Folks, there are times when you feel that no one is watching or acknowledging your contribution to the community. Still, with the technological advancement, every little act of goodwill you offer is likely being appreciated in silence. But most importantly, the system that regulates the functioning and operation of the structures of the society is watching everything you do. On the 22nd of April 2021, John Akuot Aciek, the president of South Sudanese Community Association in WA, Peter Lual Reech Deng, the Founder and CEO of the Africa World Books, and I appeared before the Australia Appeal Tribunal in Perth to argue against an unfair decision-directed towards a member of my family by the immigration department. I was the applicant while John and Peter were witnesses. The honourable member of the tribunal took time questioning me for a couple of hours as I justify and continually asking for the decision to be overturned. After he finished with me, he turned his attention to the two witnesses.
Throughout the hearing, the Honourable Member of the tribunal was silently matching what each of us was saying with the information he already knew about each of us. We were unaware of the ongoing corroboration of the information as we speak throughout the hearing. There was no indication that our statements were being matched with the information collected by ‘the Big Brother’ and kept in a large white binder underneath the desk of the Presiding Member.
After 3 hours, we were asked to leave the hearing room for a couple of minutes as the Presiding Member went into his chambers for a break.
Upon the resumption of the hearing in readiness for the tribunal decision, which is usually immediate when the facts are clear, we were all surprised and equally shocked at the same time when the Presiding Member pulled out a white folder under his desk. Then came that assertive voice of authority,
“Gentlemen, I would like to let you know that I had a fair idea about each of you before the commencement of this hearing. I was looking for any misleading information, but I can say that you people have been very truthful”.
Then he went through our profiles, ranging from our digital presence to the positive contributions which each of us has made towards the community, as well as mentioning our credentials. Friends, it was pleasing and soothing to hear the affirmation from the Honourable Member of the tribunal that we were people of integrity, but at the same token, it could have been disastrous and detrimental if any of us had talked himself up in pride that may result in exaggerating one’s achievement which could have been treated as a lie.

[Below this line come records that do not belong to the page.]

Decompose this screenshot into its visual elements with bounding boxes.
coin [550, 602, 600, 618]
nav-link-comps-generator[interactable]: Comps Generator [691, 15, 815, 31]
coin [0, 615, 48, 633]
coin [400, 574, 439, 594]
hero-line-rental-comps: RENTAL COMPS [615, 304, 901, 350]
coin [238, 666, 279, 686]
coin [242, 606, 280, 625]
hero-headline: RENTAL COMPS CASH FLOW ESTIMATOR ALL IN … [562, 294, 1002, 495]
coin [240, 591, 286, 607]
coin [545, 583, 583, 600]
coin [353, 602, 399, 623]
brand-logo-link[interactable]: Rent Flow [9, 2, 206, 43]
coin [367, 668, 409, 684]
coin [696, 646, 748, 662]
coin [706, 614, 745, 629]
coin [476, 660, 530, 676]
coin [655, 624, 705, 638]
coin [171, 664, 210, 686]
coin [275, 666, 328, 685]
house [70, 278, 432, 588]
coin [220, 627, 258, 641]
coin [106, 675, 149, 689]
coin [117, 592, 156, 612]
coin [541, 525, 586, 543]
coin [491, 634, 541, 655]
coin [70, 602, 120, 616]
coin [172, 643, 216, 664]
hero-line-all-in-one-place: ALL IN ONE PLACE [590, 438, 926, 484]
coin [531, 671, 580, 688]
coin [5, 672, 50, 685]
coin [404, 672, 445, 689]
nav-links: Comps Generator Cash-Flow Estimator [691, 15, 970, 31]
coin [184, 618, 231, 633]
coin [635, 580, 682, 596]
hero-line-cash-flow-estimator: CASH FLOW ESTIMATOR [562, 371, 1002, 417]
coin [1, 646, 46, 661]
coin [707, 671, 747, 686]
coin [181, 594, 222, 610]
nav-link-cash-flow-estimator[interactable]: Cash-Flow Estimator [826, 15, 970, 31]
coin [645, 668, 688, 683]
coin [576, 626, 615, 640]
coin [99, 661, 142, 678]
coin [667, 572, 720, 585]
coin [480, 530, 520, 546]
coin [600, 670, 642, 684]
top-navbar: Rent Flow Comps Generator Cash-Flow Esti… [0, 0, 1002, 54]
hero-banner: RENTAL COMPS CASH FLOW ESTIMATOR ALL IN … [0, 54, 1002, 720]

Considering my Christian values and my faith in God that I worship, I knew that the two gentlemen I invited as witnesses would be bluntly truthful about themselves and their contributions to the community, and folks they did not disappoint me, nor the system and God. Secondly, it is critical to mention that your online activities matters. Be very careful about what you do online, on social media or on any digital platform. The day may come when it may be used to judge you. Remember, causes have effects. Thus, you may never see an immediate impact of your little act of kindness or goodwill towards others, but the day will eventually come when its positive effects will be felt by either you or others. So, continue to do good in your family, your community or your nation.
Finally, I am very grateful to the two gentlemen, John Akuot and Peter Lual, who gave their time and energy to stand with me in a fight against unfair decisions directed at us. Above all, I am thankful to my God as the tribunal ruled in our favour. This case may set a precedent that can be used to fight any future injustices directed at our people, similar to other precedents set by the Lebanese immigrants I had heavily relied upon.
PS: With Globalisation, any good work in one part of the world draws the attention of the appreciative people in the other part of the world. I did not know about this article which I was interviewed for by a South African Journalist interested in writing about the Africa World Book. It was brought to attention by the Appeal Tribunal on 22 April 2021.